El pontífice visitó de forma privada el monasterio fundado por San Benito, donde oró por el fin de los conflictos armados y compartió un encuentro con la comunidad benedictina.
Redacción de CAMBIOS
El papa León XIV realizó una visita privada a la Abadía de Montecassino, uno de los lugares más emblemáticos del cristianismo occidental, donde elevó una oración por la paz en las regiones del mundo afectadas por la guerra y la violencia.
Según informó la Oficina de Prensa de la Santa Sede, el Santo Padre se detuvo ante la tumba de San Benito para encomendar su plegaria por los pueblos que hoy sufren el derramamiento de sangre y los conflictos armados.
Durante su permanencia en la abadía, el Pontífice compartió el rezo de la hora sexta con la comunidad benedictina, recorrió el Archivo y la Biblioteca del monasterio y posteriormente almorzó junto a los monjes antes de regresar a Castel Gandolfo, donde permanecerá de vacaciones hasta el próximo 27 de julio.

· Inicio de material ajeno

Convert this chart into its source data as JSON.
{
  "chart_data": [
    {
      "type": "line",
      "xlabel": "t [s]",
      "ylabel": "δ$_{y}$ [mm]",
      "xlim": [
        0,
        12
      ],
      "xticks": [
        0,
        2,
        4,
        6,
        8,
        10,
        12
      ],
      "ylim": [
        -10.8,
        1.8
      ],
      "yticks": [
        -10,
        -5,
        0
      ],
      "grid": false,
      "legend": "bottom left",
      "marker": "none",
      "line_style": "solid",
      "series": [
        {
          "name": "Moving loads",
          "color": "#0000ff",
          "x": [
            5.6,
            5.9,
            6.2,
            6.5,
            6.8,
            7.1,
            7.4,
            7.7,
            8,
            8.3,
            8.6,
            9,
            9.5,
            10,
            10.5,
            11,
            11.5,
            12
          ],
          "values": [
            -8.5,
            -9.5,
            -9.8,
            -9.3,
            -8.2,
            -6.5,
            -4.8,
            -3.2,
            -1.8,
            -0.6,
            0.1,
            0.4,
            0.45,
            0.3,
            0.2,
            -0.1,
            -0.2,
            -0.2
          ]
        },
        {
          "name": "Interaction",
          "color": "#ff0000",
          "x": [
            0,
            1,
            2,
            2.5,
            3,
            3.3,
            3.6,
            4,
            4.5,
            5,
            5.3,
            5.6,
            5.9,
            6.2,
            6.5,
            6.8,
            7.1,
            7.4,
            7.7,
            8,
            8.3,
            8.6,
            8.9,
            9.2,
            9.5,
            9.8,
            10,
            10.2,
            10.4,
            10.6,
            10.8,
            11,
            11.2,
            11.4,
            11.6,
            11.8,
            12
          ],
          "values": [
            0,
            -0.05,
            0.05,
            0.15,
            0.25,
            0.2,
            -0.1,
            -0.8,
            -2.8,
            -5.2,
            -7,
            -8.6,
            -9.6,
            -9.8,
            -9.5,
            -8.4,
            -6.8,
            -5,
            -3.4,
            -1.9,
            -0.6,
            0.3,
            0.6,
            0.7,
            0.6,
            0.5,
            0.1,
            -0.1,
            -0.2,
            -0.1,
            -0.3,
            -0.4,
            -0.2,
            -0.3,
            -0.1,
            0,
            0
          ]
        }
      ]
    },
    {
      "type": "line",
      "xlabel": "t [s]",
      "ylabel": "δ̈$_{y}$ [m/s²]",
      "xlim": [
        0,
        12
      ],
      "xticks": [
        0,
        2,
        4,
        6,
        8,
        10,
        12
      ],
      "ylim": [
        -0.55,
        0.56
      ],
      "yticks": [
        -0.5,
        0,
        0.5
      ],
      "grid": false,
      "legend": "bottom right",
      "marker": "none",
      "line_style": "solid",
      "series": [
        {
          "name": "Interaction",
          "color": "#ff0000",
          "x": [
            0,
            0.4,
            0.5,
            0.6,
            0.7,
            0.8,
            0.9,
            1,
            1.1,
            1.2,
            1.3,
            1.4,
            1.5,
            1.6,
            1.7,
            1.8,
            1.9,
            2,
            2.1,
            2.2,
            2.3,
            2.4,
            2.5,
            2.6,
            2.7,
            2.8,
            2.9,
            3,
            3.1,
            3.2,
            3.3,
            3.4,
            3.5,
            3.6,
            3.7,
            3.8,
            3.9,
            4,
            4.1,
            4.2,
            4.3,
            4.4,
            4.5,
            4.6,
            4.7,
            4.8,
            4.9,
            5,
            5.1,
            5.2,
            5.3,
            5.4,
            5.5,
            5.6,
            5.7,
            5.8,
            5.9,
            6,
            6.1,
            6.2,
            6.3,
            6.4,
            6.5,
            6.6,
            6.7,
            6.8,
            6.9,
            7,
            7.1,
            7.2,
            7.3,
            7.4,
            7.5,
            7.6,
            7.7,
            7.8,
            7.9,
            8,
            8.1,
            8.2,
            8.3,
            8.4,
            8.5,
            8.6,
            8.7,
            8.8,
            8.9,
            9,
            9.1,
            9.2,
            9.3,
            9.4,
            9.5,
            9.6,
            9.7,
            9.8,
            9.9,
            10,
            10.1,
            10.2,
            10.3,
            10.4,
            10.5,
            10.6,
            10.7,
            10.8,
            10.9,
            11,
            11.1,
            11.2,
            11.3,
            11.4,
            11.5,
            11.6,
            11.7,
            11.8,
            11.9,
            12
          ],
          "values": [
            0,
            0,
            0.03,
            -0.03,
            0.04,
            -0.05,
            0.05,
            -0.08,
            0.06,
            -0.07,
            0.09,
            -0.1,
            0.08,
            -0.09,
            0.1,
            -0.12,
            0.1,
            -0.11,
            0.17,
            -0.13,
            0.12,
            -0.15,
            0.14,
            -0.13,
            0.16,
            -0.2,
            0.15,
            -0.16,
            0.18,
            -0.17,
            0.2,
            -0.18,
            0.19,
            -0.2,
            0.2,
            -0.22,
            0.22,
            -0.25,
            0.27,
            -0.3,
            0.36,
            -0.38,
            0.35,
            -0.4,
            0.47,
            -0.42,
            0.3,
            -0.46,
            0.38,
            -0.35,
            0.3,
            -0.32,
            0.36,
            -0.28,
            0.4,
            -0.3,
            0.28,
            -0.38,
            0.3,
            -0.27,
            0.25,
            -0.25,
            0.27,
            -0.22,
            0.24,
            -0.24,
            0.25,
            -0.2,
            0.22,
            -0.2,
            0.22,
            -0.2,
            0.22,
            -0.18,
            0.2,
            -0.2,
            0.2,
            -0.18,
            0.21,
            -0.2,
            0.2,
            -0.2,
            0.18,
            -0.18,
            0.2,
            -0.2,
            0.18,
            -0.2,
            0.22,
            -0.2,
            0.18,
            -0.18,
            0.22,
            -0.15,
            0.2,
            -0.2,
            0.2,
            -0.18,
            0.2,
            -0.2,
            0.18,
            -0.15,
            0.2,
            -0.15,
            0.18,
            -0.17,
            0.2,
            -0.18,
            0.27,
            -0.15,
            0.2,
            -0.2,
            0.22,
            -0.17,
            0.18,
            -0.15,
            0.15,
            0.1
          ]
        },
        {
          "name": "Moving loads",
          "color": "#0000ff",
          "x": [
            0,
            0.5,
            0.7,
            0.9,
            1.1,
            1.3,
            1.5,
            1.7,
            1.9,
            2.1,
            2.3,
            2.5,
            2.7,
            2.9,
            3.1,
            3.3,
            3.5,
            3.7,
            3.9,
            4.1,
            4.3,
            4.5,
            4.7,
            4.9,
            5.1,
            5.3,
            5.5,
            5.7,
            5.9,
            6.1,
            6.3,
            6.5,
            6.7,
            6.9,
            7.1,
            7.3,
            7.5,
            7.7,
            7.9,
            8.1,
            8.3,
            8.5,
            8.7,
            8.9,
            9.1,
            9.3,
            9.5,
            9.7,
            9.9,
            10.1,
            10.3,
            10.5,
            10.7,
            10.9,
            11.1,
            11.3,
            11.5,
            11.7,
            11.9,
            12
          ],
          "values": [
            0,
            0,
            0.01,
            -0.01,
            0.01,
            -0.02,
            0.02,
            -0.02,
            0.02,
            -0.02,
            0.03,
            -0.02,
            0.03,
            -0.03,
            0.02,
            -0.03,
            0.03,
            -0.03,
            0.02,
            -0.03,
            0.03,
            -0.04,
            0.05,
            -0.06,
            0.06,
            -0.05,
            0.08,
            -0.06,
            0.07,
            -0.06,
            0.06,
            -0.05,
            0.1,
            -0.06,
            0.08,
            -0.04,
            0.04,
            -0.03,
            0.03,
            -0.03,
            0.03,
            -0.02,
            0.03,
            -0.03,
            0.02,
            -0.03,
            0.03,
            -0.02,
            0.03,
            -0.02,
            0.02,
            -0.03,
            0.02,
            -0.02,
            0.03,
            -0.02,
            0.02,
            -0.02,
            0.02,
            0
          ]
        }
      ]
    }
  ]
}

La Abadía de Montecassino, ubicada a unos 140 kilómetros de Roma, fue fundada en el año 529 por San Benito de Nursia y es considerada la cuna de la Orden Benedictina y uno de los centros monásticos más importantes de la Iglesia Católica.
El abad del monasterio, Dom Luca Fallica, calificó la presencia del Papa como “un regalo totalmente inesperado”, ya que la visita se organizó con carácter estrictamente privado y bajo absoluta reserva hasta pocas horas antes de su llegada.
Fallica explicó que León XIV pudo saludar también a algunos huéspedes y visitantes del monasterio, y recordó que el Pontífice conocía Montecassino desde su época de estudiante en Roma.
El responsable de la comunidad benedictina expresó que la visita significó un fuerte estímulo para la vida monástica y para la misión de la Iglesia, manifestando el deseo de que este encuentro dé frutos en favor de la paz, la comunidad eclesial y toda la humanidad.